Chez Stample, nous nous intéressons aussi à la question de la décentralisation. Pour aller plus loin encore dans le sens de la souveraineté individuelle, l'objectif serait de permettre aux utilisateurs de choisir exactement où leurs données sont stockées, indépendamment du service utilisé. Autrement dit, de leur permettre de "changer de banque" si celle qu'ils utilisent ne leur convient plus. C'est un sujet important, sur lequel travaille une communauté internationale de développeurs (et notamment Tim Berners-Lee lui-même) depuis plusieurs années. Mais c'est encore en phase de recherche et il est à l'heure d'aujourd'hui trop tôt pour donner des pronostics sur l'arrivée à maturité de cette technologie.

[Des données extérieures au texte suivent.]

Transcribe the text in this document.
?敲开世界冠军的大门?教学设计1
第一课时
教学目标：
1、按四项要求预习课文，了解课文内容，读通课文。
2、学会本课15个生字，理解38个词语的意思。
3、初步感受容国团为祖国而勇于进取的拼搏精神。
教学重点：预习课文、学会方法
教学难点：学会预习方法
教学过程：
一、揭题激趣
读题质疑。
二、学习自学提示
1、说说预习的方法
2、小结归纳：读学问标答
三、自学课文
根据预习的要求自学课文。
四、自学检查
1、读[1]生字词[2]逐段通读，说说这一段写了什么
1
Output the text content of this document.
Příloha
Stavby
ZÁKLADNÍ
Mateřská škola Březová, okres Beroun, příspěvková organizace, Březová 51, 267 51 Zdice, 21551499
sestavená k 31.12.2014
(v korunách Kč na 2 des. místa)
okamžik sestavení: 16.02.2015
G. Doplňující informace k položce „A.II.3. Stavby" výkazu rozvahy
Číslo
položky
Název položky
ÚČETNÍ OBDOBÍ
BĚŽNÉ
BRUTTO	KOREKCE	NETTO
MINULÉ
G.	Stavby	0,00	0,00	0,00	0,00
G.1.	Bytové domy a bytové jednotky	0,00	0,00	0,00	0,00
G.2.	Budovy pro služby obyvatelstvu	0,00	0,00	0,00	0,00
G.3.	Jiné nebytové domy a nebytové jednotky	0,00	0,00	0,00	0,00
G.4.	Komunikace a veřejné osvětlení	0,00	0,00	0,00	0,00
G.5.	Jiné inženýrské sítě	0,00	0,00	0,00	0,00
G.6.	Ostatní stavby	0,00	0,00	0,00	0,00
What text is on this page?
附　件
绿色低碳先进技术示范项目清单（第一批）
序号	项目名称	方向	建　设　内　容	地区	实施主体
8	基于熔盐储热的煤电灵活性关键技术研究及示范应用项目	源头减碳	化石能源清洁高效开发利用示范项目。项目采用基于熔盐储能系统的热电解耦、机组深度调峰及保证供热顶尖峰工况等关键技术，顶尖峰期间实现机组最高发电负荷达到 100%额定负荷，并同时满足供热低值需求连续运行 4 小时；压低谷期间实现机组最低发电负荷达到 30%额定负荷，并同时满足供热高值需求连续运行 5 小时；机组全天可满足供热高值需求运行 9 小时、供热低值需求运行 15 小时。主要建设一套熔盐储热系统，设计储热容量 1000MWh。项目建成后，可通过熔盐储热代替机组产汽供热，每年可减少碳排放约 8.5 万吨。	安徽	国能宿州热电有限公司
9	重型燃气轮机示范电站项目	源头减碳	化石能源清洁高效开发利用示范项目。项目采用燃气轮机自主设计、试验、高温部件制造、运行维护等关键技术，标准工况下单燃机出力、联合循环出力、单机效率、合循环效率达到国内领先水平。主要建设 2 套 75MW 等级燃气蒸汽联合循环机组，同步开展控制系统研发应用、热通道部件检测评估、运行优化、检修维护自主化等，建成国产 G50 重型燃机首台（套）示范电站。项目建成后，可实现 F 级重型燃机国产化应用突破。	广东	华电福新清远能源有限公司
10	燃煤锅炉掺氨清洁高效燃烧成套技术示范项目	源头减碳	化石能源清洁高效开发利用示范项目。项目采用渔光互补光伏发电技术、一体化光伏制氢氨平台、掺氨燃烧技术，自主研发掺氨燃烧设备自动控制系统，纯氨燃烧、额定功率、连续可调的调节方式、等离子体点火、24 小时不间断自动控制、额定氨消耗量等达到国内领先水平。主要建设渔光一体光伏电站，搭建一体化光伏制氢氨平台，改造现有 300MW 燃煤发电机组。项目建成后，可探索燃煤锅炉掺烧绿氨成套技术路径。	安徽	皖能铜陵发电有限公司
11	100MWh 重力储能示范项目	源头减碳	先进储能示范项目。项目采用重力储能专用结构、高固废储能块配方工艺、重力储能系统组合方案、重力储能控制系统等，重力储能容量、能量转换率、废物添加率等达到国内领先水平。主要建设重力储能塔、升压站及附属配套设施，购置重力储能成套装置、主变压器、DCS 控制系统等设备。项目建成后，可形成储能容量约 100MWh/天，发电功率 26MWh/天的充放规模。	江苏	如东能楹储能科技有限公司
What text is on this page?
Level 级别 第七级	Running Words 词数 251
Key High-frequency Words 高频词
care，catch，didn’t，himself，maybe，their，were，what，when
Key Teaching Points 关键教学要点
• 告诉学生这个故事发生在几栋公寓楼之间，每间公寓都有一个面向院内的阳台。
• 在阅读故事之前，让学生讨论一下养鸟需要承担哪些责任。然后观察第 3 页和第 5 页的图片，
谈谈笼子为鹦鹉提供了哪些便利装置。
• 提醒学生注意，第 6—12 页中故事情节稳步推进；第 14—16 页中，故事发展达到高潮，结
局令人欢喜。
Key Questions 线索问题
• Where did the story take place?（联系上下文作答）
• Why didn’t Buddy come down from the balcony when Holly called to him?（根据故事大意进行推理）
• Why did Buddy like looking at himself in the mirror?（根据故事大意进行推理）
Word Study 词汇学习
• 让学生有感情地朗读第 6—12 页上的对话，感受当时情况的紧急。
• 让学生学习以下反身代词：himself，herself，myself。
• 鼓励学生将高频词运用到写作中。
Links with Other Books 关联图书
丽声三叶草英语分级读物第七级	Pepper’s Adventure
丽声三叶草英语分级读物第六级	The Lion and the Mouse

Comment protéger ses données ?

Il ne devrait pas incomber aux individus de protéger leurs données. L'informatique est un univers complexe et très technique, et la protection des données soulève des questions qui se facturent en milliards d'euros. Ce sont les Etats et les entreprises qui doivent développer des outils. Néanmoins, voici deux conseils élémentaires:

  1. Si vous voulez que vos données restent absolument privées, ne les mettez pas en ligne. Si vous faites cela, n'oubliez pas de faire des copies de sauvegarde ! Et sachez que, si vous êtes un criminel, vous n'empêcherez pas pour autant les services secrets d'accéder à vos données s'il le souhaitent vraiment.
  2. Gardez l’œil ouvert pour l'émergence de services comme Stample, qui vous proposent des conditions d'utilisation claires et respectueuses. Ils sont encore très rares pour le moment, mais pourraient bien se généraliser dans les années à venir.